Ma come trascorrono le loro giornate romane Yasmine e Suliman, Falak e Hussein? Pochi giorni dopo l’arrivo, Falak è stata operata all’occhio e ha iniziato le terapie all’ospedale pediatrico Bambino Gesù. Ma ha anche iniziato a imparare un po’ di italiano: “ciao”, “mi chiamo Falak”, “come stai?” sono le prime parole pronunciate senza incertezza nella nostra lingua da questa bimba di soli 7 anni con un carattere forte, che con il fratellino adesso pensa a giocare, disegnare e vuole lasciarsi alle spalle le tante difficoltà della vita. Oltre a badare ai loro figli, Yasmine e Suliman hanno iniziato a frequentare la scuola di lingua e cultura italiana della Comunità a Trastevere. Fanno progressi e pensano al futuro della loro famiglia in Italia. A Homs non è rimasto nulla della loro casa, distrutta dalle bombe. “Anche se la guerra in Siria finisse, non sapremmo dove tornare a vivere”, dicono ai loro amici di Sant’Egidio.
Una nuova vita è iniziata anche per Rasha e i suoi tre figli, Jafar, Omar e Jenin.

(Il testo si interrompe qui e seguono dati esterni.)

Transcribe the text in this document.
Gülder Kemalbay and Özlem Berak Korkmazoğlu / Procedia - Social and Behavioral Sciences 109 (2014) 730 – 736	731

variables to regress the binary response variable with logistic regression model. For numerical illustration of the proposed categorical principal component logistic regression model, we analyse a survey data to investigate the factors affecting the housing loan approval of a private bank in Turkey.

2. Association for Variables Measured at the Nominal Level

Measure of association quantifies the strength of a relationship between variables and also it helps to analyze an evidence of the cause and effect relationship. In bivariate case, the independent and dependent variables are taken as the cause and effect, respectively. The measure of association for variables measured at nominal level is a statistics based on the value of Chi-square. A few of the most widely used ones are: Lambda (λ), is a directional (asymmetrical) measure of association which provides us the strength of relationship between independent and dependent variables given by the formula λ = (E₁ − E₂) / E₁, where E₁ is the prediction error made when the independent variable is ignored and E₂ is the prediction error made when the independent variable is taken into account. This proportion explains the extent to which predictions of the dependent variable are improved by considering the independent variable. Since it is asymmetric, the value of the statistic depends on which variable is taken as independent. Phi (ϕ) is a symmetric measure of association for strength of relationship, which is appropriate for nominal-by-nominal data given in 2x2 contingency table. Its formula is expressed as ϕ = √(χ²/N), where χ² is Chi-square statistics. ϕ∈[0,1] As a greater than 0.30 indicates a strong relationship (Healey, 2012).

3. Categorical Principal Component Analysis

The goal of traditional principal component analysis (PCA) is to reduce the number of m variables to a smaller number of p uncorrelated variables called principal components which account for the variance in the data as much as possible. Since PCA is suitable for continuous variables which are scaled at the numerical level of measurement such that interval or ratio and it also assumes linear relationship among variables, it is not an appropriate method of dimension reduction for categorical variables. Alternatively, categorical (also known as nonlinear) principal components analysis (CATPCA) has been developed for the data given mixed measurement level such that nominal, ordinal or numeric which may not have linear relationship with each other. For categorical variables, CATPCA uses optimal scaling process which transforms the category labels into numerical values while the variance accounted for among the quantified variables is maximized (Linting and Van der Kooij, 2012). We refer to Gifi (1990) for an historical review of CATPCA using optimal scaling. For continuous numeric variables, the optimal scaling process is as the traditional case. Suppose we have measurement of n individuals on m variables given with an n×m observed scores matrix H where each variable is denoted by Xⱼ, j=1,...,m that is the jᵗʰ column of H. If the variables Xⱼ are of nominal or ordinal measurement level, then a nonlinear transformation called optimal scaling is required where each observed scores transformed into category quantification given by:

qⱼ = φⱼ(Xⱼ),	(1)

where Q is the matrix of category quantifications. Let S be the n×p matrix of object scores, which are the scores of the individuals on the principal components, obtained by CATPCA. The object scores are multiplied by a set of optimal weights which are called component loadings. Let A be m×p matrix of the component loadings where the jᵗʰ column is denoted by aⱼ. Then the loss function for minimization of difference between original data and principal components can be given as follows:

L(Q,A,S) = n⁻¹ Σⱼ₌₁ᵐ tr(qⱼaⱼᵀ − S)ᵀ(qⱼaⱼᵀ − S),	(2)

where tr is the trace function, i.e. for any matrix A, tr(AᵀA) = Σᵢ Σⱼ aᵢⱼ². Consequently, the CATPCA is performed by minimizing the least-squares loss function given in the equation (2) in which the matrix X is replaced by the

La loro famiglia è originaria della Palestina e viveva in un campo profughi alla periferia di Damasco, prima della fuga in Libano. Non hanno mai vissuto in una casa. Ora a Roma sono ospiti di alcune suore, che hanno messo a disposizione un'ala della loro casa per ospitare chi fuggiva dalla guerra. Rasha e i suoi figli cominciano a conoscere il quartiere di Roma dove abitano: qualche giorno fa, sono anche usciti per fare colazione al bar e alcuni acquisti al supermercato.
La famiglia di Rasha è arrivata in Italia il 29 febbraio. In tutto sono 93 i profughi siriani, provenienti da vari campi del Libano, accolti ora in Italia. Alcuni di questi vivono ora in un agriturismo a Campoleone, vicino Aprilia, messo a disposizione dalla Federazione delle Chiese evangeliche in Italia. Immersi nella natura, tutti imparano l’italiano e fanno progetti sul futuro. Ci sono alcuni giovani, come Leen e Mirvat, che in Siria frequentavano l’università e che sognano di poter riprendere gli studi in Italia: economia e letteratura inglese. E c’è chi, come il giovanissimo Diya, non vede l’ora di tornare a correre e giocare a calcio con una “gamba nuova”, come dice lui. A breve si sposterà vicino a Bologna, dove lo attende l’impianto di una protesi.